Gaza Reader opens with Mohammed El-Kurd’s poem, “Portrait of My Nose,” a paean to his grandmother Rifqa, “she was never a / nose away from anything / but jasmines.” Or wonder at survival, in Maya Abu al-Hayat’s “I Don’t Ask Anymore”: “your name, your age / what you look like don’t matter. / You passed through here / like a miracle.” Or searing moral outrage.
Hala Alyan’s poem “The Interviewer Wants to Know about Fashion” is a part response to former Knesset minister Ayelet Shaked who predicted last November that Khan Younis will be turned into a soccer field “with the assistance of God and the IDF” — obscene words as the Israelis attack Khan Younis as I write this.
There’s also self-knowledge in lines by Noor Hindi: “I know I’m American because when I walk into a room something dies.”
The Gaza Reader’s 27 contributors include, among others, Mosab Abu Toha, Fady Joudah, Naomi Shihab Nye, Samer Abu Hawwash, and the late Refaat Alareer and Walid Daqqa. Artwork by Hazem Harb, Taysir Batniji, and Aml el Nakhala illustrate this first volume.
Voices from history provide valuable hindsight. Alongside Mahmoud Darwish is Ghassan Kanafani’s 1956 “Letter from Gaza” to a friend who’s left Palestine to study in Sacramento, California. Kanafani too has his documents in place; all he needs to do is depart for the promise of a better life — one that won’t end in assassination in Beirut by the Israelis in 1972. With no regrets, Kanafani writes, “I won’t come to you. But you, return to us! Come back, to learn from Nadia’s leg, amputated from the top of the thigh, what life is and what existence is worth.”
June jordan wrote the poem, “Apologies to All the People in Lebanon” after the 1982 Israeli invasion of Lebanon and the Sabra and Shatila massacre. Her lines resonate: “They said something about never again and then / they made close to one million human beings homeless / in less than three weeks and they killed or maimed / 40,000 of your men and your women and your children. / … / They said they were victims. They said you were Arabs.”

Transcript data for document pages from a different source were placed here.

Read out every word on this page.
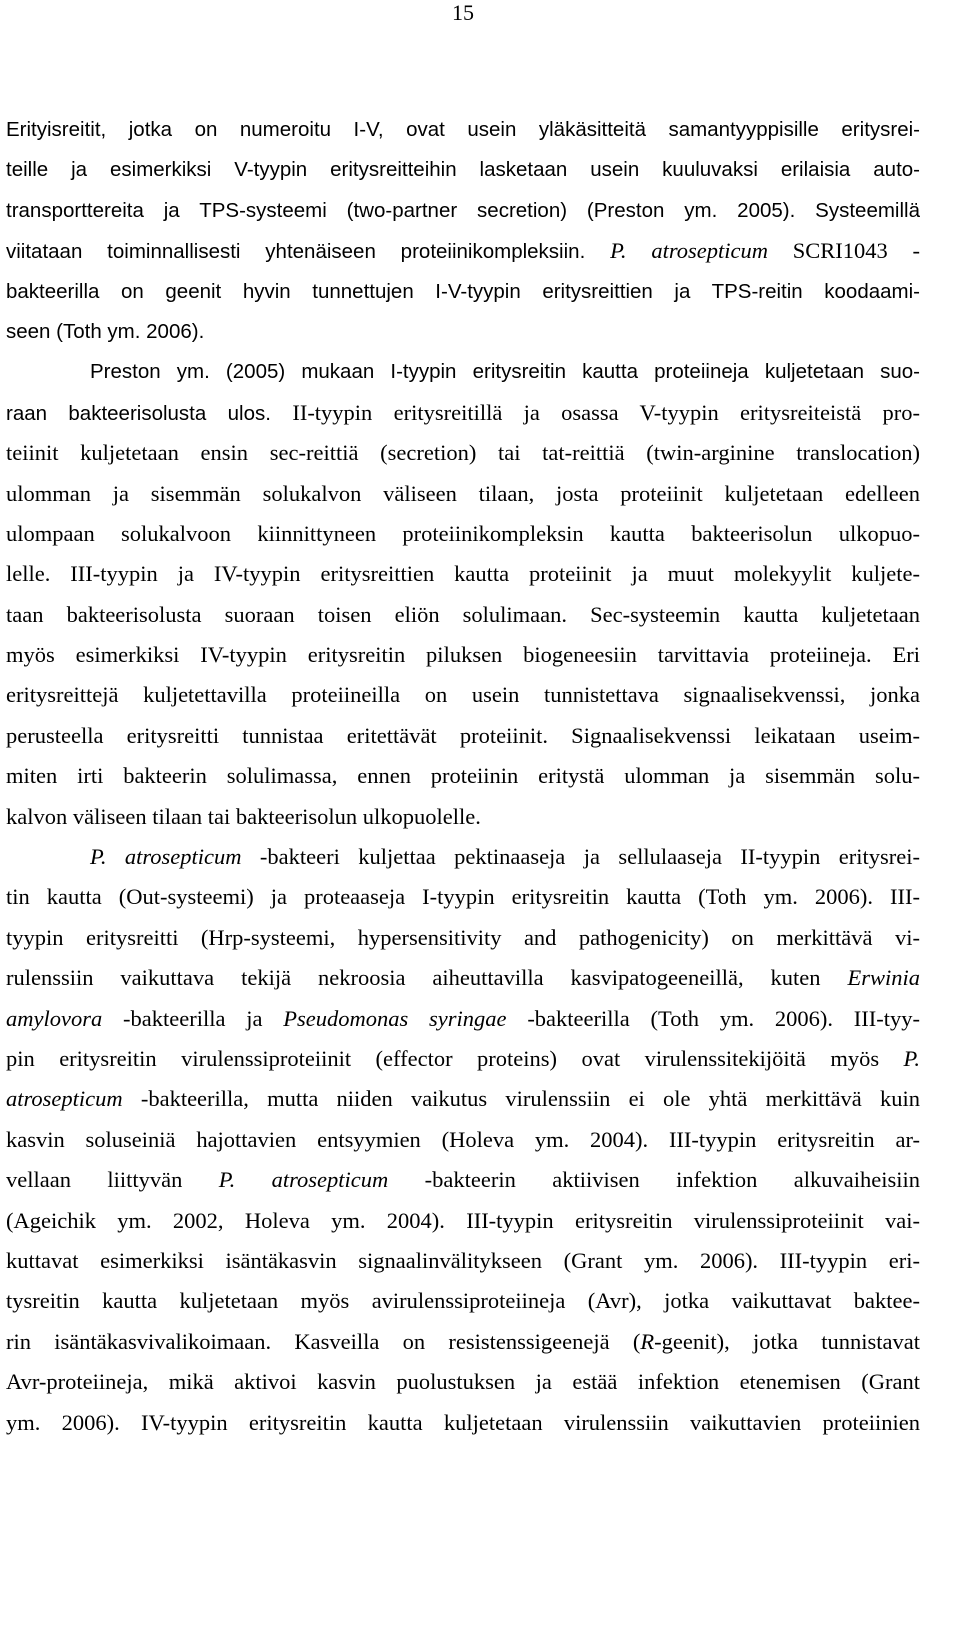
15
Erityisreitit, jotka on numeroitu I-V, ovat usein yläkäsitteitä samantyyppisille eritysrei-
teille ja esimerkiksi V-tyypin eritysreitteihin lasketaan usein kuuluvaksi erilaisia auto-
transporttereita ja TPS-systeemi (two-partner secretion) (Preston ym. 2005). Systeemillä
viitataan toiminnallisesti yhtenäiseen proteiinikompleksiin. P. atrosepticum SCRI1043 -
bakteerilla on geenit hyvin tunnettujen I-V-tyypin eritysreittien ja TPS-reitin koodaami-
seen (Toth ym. 2006).
Preston ym. (2005) mukaan I-tyypin eritysreitin kautta proteiineja kuljetetaan suo-
raan bakteerisolusta ulos. II-tyypin eritysreitillä ja osassa V-tyypin eritysreiteistä pro-
teiinit kuljetetaan ensin sec-reittiä (secretion) tai tat-reittiä (twin-arginine translocation)
ulomman ja sisemmän solukalvon väliseen tilaan, josta proteiinit kuljetetaan edelleen
ulompaan solukalvoon kiinnittyneen proteiinikompleksin kautta bakteerisolun ulkopuo-
lelle. III-tyypin ja IV-tyypin eritysreittien kautta proteiinit ja muut molekyylit kuljete-
taan bakteerisolusta suoraan toisen eliön solulimaan. Sec-systeemin kautta kuljetetaan
myös esimerkiksi IV-tyypin eritysreitin piluksen biogeneesiin tarvittavia proteiineja. Eri
eritysreittejä kuljetettavilla proteiineilla on usein tunnistettava signaalisekvenssi, jonka
perusteella eritysreitti tunnistaa eritettävät proteiinit. Signaalisekvenssi leikataan useim-
miten irti bakteerin solulimassa, ennen proteiinin eritystä ulomman ja sisemmän solu-
kalvon väliseen tilaan tai bakteerisolun ulkopuolelle.
P. atrosepticum -bakteeri kuljettaa pektinaaseja ja sellulaaseja II-tyypin eritysrei-
tin kautta (Out-systeemi) ja proteaaseja I-tyypin eritysreitin kautta (Toth ym. 2006). III-
tyypin eritysreitti (Hrp-systeemi, hypersensitivity and pathogenicity) on merkittävä vi-
rulenssiin vaikuttava tekijä nekroosia aiheuttavilla kasvipatogeeneillä, kuten Erwinia
amylovora -bakteerilla ja Pseudomonas syringae -bakteerilla (Toth ym. 2006). III-tyy-
pin eritysreitin virulenssiproteiinit (effector proteins) ovat virulenssitekijöitä myös P.
atrosepticum -bakteerilla, mutta niiden vaikutus virulenssiin ei ole yhtä merkittävä kuin
kasvin soluseiniä hajottavien entsyymien (Holeva ym. 2004). III-tyypin eritysreitin ar-
vellaan liittyvän P. atrosepticum -bakteerin aktiivisen infektion alkuvaiheisiin
(Ageichik ym. 2002, Holeva ym. 2004). III-tyypin eritysreitin virulenssiproteiinit vai-
kuttavat esimerkiksi isäntäkasvin signaalinvälitykseen (Grant ym. 2006). III-tyypin eri-
tysreitin kautta kuljetetaan myös avirulenssiproteiineja (Avr), jotka vaikuttavat baktee-
rin isäntäkasvivalikoimaan. Kasveilla on resistenssigeenejä (R-geenit), jotka tunnistavat
Avr-proteiineja, mikä aktivoi kasvin puolustuksen ja estää infektion etenemisen (Grant
ym. 2006). IV-tyypin eritysreitin kautta kuljetetaan virulenssiin vaikuttavien proteiinien
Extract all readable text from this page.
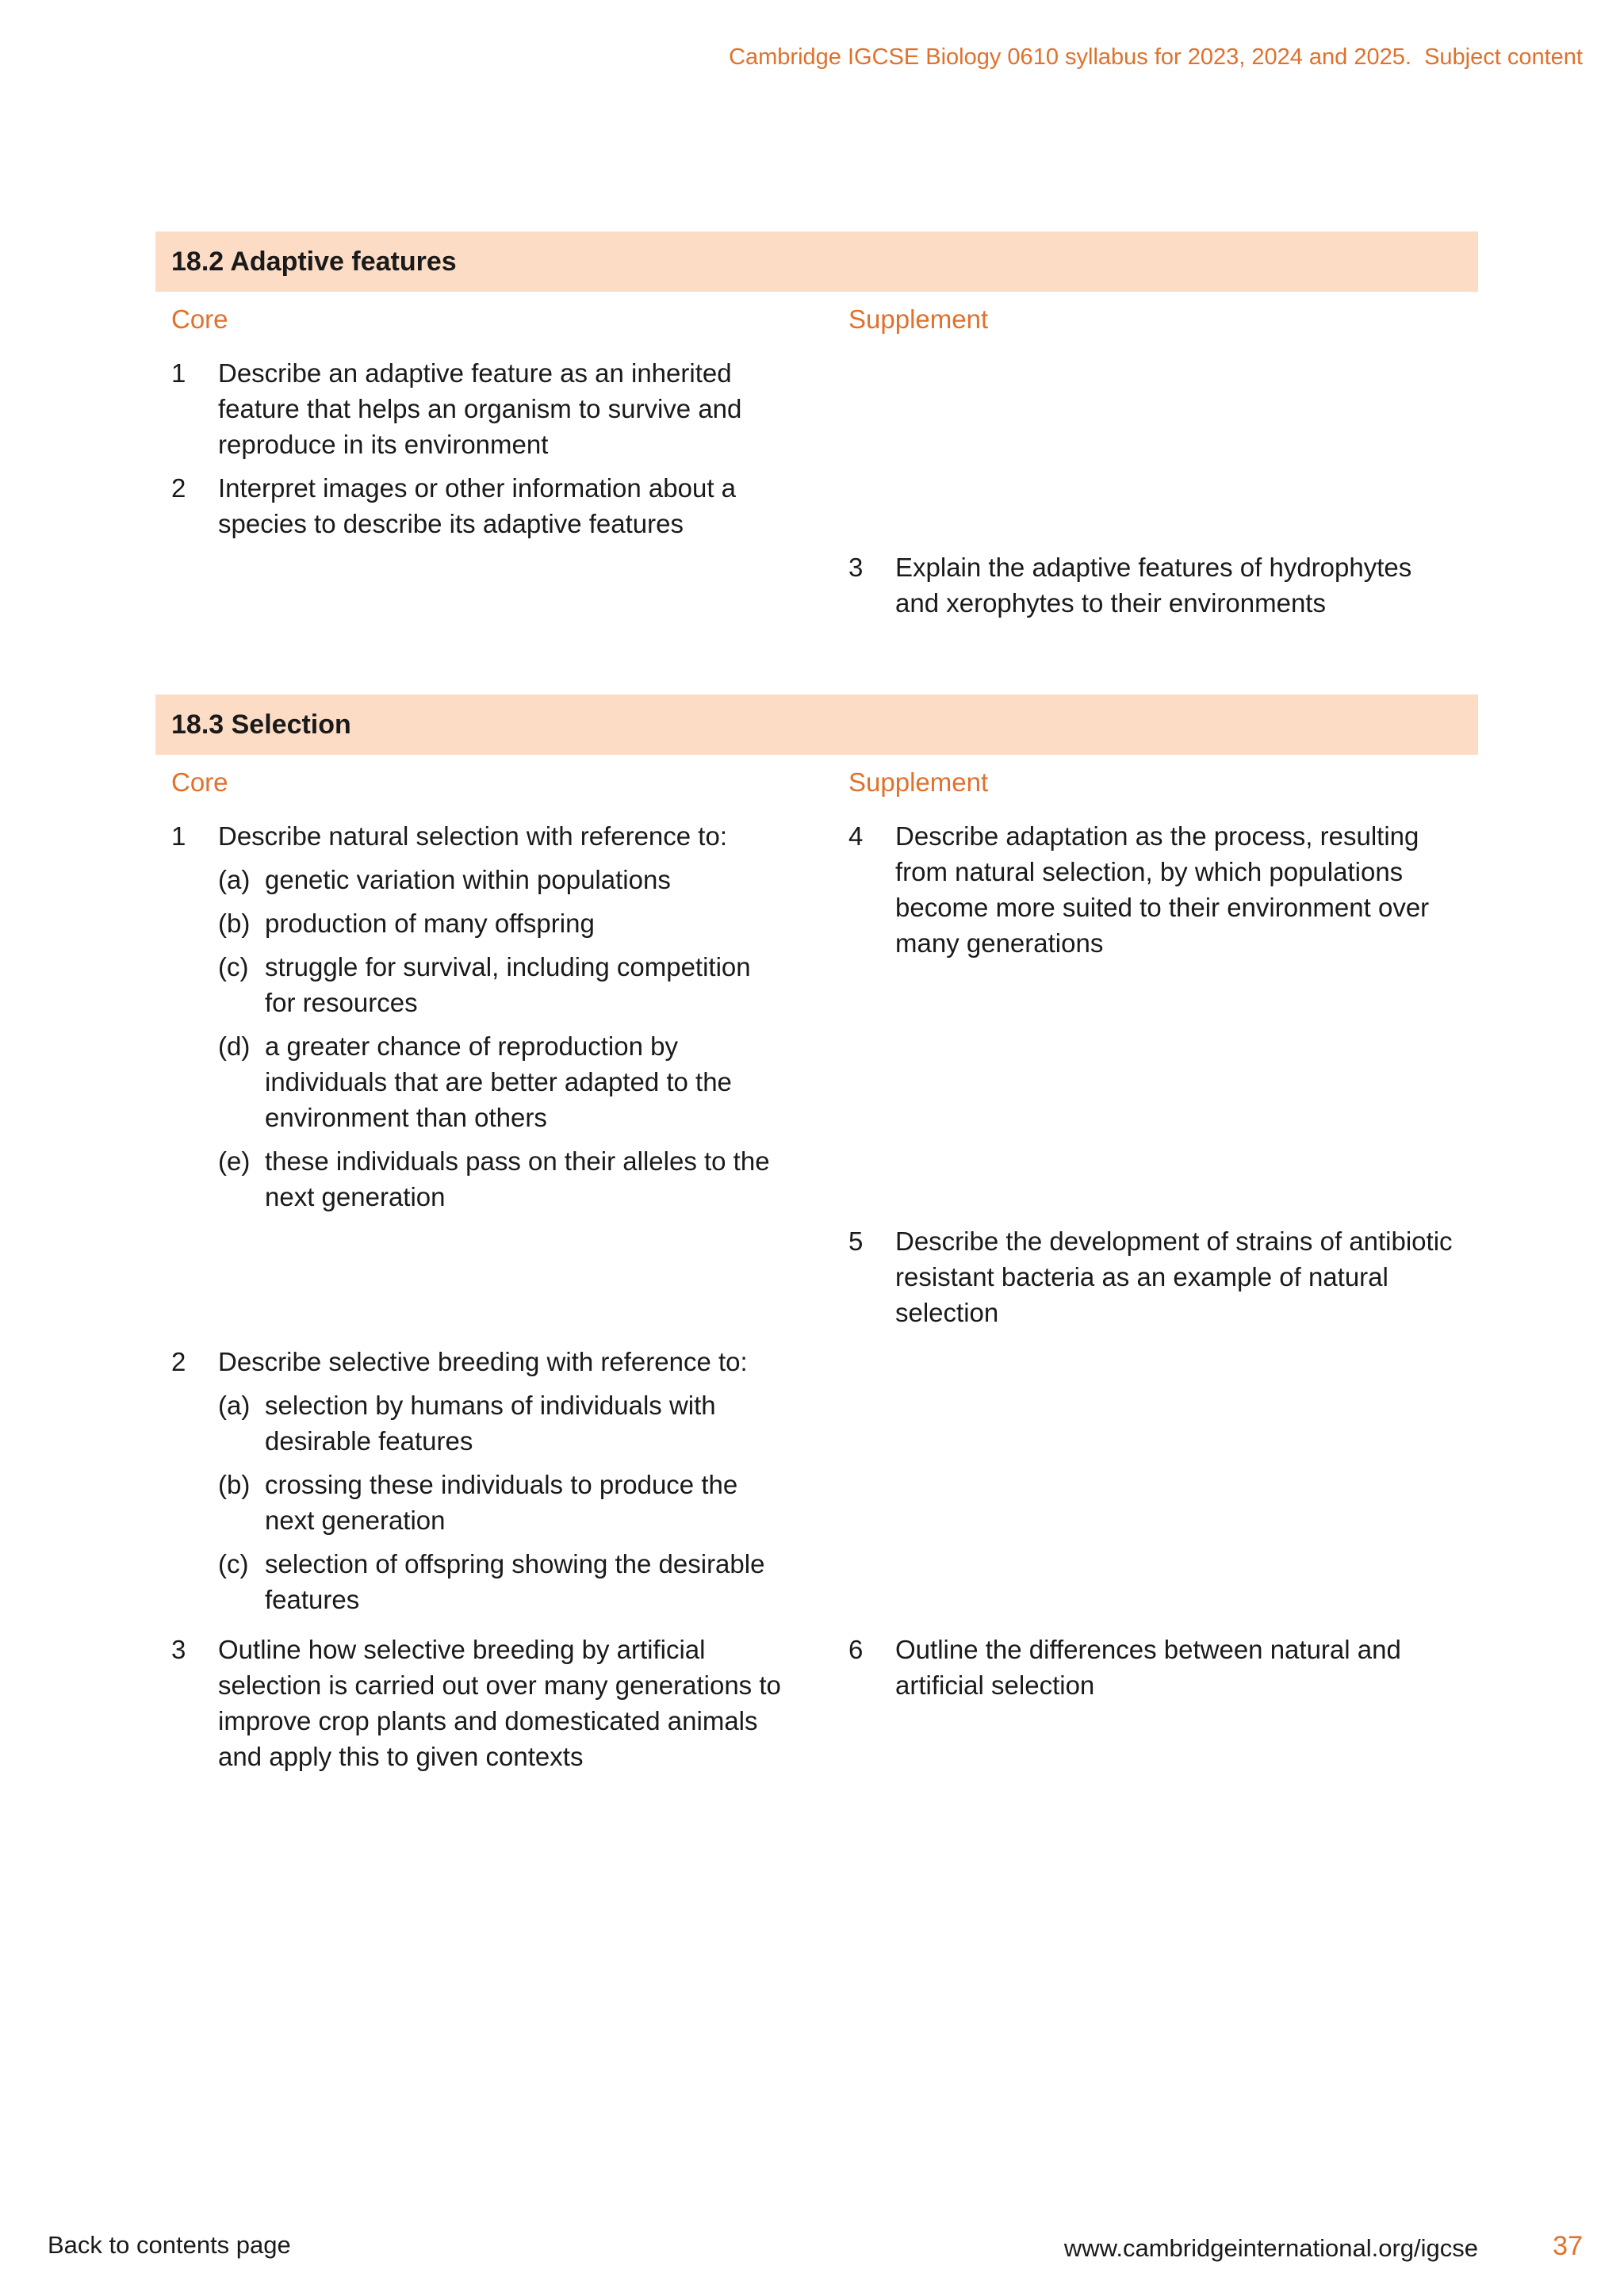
Cambridge IGCSE Biology 0610 syllabus for 2023, 2024 and 2025. Subject content
18.2 Adaptive features
Core	Supplement
1 Describe an adaptive feature as an inherited feature that helps an organism to survive and reproduce in its environment
2 Interpret images or other information about a species to describe its adaptive features
3 Explain the adaptive features of hydrophytes and xerophytes to their environments
18.3 Selection
Core	Supplement
1 Describe natural selection with reference to:
(a) genetic variation within populations
(b) production of many offspring
(c) struggle for survival, including competition for resources
(d) a greater chance of reproduction by individuals that are better adapted to the environment than others
(e) these individuals pass on their alleles to the next generation
2 Describe selective breeding with reference to:
(a) selection by humans of individuals with desirable features
(b) crossing these individuals to produce the next generation
(c) selection of offspring showing the desirable features
3 Outline how selective breeding by artificial selection is carried out over many generations to improve crop plants and domesticated animals and apply this to given contexts
4 Describe adaptation as the process, resulting from natural selection, by which populations become more suited to their environment over many generations
5 Describe the development of strains of antibiotic resistant bacteria as an example of natural selection
6 Outline the differences between natural and artificial selection
Back to contents page	www.cambridgeinternational.org/igcse	37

Nothing Good Happens in Wazirabad on Wednesday, a novel by Jamaluddin Aram, Simon & Schuster 2023
This novel set in Afghanistan in the 1990s is actually a series of short interconnected stories that pack a punch, written with humor and sometimes even a bit of magic realism (watch for the rooster character featured on the book’s cover). Esteemed Afghan American author Tamim Ansary enthused, “This book is a masterpiece, and I do not say those words lightly. Opening Aram’s novel is like waking into a lucid dream. Here, fable and nightmare fuse into a single flavor. Everything feels strange and yet so preternaturally real, and the strangest thing of all is how normal it all comes to feel . . . Some books demand admiration for the intensity of the writer’s imagination, some for the depth of detail, some for the poetry of the language, some for the authority of the writer’s voice — rarely do we see all these powers operating in consort as we do here.”